Hak-hak Masyarakat Atas Tanah


Hak atas tanah merupakan hubungan hukum antara subjek hak dengan suatu bidang tanah tertentu (Salindeho, 1988:164) beliau melanjutkan bahwa hubungan hukum inilah yang disebut hak atas tanah, di mana ia berisikan wewenang dan kewajiban. Sehubungan dengan masalah penataan ruang kota, hak-hak masyarakat atas tanah dapat dibedakan atas hak ulayat masyarakat hukum adat dan hak-hak atas tanah menurut UUPA.
a.    Hak Ulayat masyarakat hukum adat
Hak Ulayat diatur dalam Pasal 3 UUPA, yang menyatakan :
        “Dengan mengingat ketentuan-ketentuan dalam Pasal 1 dan 2, pelaksanaan hak ulayat dan hak-hak yang serupa dari masyarakat hukum adat, sepanjang menurut kenyataannya masih ada, harus sedemikian rupa sehingga sesuai dengan kepentingan nasional dan negara yang berdasar atas persatuan bangsa serta tidak boleh bertentangan dengan undang-undang dan peraturan-peraturan lain yang lebih tinggi”. 
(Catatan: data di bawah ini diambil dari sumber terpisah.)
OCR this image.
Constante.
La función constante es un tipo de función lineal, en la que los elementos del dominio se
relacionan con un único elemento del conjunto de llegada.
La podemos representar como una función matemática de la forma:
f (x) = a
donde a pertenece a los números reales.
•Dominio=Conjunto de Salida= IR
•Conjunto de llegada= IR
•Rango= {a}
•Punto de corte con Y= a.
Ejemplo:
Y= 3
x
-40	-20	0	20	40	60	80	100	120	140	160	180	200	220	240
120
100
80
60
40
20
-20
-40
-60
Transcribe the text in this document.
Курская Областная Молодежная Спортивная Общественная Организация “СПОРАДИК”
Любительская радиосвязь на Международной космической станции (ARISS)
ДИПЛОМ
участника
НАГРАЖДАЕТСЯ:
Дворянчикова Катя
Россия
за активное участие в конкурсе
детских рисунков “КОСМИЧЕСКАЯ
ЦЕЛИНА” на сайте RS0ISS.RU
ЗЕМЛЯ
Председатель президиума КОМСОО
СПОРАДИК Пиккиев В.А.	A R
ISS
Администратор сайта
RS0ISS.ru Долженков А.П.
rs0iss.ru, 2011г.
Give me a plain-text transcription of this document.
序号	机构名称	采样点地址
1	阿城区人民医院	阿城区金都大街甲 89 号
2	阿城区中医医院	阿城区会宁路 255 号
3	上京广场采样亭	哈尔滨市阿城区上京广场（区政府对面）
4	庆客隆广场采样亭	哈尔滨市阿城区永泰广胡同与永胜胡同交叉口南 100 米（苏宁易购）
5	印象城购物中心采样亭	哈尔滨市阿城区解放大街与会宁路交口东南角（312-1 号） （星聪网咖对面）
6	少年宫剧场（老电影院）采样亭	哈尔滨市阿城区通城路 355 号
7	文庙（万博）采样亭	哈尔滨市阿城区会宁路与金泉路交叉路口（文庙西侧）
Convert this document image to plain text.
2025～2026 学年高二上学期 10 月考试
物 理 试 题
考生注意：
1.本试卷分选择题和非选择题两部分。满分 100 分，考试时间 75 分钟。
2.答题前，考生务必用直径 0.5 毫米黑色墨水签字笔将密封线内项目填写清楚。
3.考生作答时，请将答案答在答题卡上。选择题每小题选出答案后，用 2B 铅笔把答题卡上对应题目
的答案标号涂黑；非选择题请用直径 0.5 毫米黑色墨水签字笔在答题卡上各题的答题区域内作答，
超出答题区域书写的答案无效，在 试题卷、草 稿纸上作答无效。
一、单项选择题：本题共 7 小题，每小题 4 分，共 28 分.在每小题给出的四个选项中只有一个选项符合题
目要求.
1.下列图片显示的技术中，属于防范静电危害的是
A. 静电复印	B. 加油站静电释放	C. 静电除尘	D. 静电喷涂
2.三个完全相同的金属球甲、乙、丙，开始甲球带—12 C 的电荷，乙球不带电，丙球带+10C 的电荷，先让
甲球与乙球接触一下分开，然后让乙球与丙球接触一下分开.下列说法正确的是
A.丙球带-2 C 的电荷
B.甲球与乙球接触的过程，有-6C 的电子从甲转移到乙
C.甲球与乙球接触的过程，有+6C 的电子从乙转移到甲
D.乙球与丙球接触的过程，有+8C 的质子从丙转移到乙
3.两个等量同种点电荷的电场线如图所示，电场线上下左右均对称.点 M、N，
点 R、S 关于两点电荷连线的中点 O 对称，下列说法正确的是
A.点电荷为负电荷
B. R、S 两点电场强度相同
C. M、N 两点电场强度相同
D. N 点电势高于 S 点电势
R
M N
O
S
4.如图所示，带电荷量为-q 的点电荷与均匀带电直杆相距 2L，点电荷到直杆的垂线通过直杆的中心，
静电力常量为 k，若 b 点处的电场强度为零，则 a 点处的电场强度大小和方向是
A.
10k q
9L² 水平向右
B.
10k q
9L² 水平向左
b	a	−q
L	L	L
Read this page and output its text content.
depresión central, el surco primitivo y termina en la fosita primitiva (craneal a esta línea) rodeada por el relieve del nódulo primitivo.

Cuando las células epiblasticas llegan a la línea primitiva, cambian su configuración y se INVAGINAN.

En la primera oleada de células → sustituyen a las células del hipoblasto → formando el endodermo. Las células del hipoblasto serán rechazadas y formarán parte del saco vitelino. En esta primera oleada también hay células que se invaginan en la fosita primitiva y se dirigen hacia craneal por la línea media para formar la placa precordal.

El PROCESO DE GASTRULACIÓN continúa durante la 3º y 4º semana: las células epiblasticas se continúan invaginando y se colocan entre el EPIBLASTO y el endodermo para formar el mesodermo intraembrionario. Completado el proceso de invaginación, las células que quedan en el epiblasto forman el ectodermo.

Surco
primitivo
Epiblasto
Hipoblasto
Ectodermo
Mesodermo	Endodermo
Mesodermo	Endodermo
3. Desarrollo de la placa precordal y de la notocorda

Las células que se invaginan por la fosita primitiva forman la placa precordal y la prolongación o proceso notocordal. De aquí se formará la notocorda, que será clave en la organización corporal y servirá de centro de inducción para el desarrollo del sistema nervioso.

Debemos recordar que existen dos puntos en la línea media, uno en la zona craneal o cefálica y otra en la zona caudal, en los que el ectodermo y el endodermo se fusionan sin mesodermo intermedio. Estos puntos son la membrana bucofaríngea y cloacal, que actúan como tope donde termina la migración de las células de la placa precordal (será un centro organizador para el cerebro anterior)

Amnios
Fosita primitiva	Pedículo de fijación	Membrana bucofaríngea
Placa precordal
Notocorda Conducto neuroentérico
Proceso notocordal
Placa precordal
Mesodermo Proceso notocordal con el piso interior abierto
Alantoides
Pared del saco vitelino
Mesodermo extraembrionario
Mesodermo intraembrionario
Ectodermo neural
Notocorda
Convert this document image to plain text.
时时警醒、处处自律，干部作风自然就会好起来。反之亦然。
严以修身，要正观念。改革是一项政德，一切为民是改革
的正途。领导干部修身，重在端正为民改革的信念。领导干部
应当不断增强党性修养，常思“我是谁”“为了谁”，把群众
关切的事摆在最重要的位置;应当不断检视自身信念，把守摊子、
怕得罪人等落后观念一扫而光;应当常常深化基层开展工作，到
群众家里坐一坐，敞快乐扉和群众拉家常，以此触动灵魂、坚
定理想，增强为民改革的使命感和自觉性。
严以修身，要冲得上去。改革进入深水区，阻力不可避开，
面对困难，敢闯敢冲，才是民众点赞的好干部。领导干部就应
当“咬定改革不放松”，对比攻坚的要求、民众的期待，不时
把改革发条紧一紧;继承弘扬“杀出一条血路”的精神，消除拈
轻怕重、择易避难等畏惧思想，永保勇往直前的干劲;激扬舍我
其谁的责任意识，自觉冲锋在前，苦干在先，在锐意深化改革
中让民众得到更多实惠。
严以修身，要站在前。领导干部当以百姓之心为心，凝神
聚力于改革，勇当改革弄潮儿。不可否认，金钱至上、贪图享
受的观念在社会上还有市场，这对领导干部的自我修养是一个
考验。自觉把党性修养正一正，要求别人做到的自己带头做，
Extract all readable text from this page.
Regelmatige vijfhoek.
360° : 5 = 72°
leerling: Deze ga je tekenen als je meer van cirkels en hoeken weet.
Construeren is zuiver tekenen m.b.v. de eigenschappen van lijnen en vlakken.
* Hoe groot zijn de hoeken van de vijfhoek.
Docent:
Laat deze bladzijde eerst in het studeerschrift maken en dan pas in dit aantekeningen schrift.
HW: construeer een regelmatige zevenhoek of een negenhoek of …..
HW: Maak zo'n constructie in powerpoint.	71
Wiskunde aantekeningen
Hak ulayat merupakan serangkaian wewenang dan kewajiban suatu masyarakat hukum adat yang berhubungan dengan tanah yang terletak dalam lingkungan wilayahnya. Dalam lingkungan masyarakat hukum adat, hak ulayat merupakan hak penguasaan atas tanah yang tertinggi.
Menurut Harsono (1999:272) hak ulayat merupakan suatu hubungan konkret yang pada mulanya diciptakan oleh nenek moyang atau sesuatu kekuatan gaib, pada waktu meninggalkan atau menganugerahkan kepada orang-orang yang merupakan kelompok tertentu. Hak ulayat sebagai lembaga hukum sudah ada sebelumnya karena masyarakat hukum adat yang bersangkutan bukan satu-satunya yang mempunyai hak ulayat.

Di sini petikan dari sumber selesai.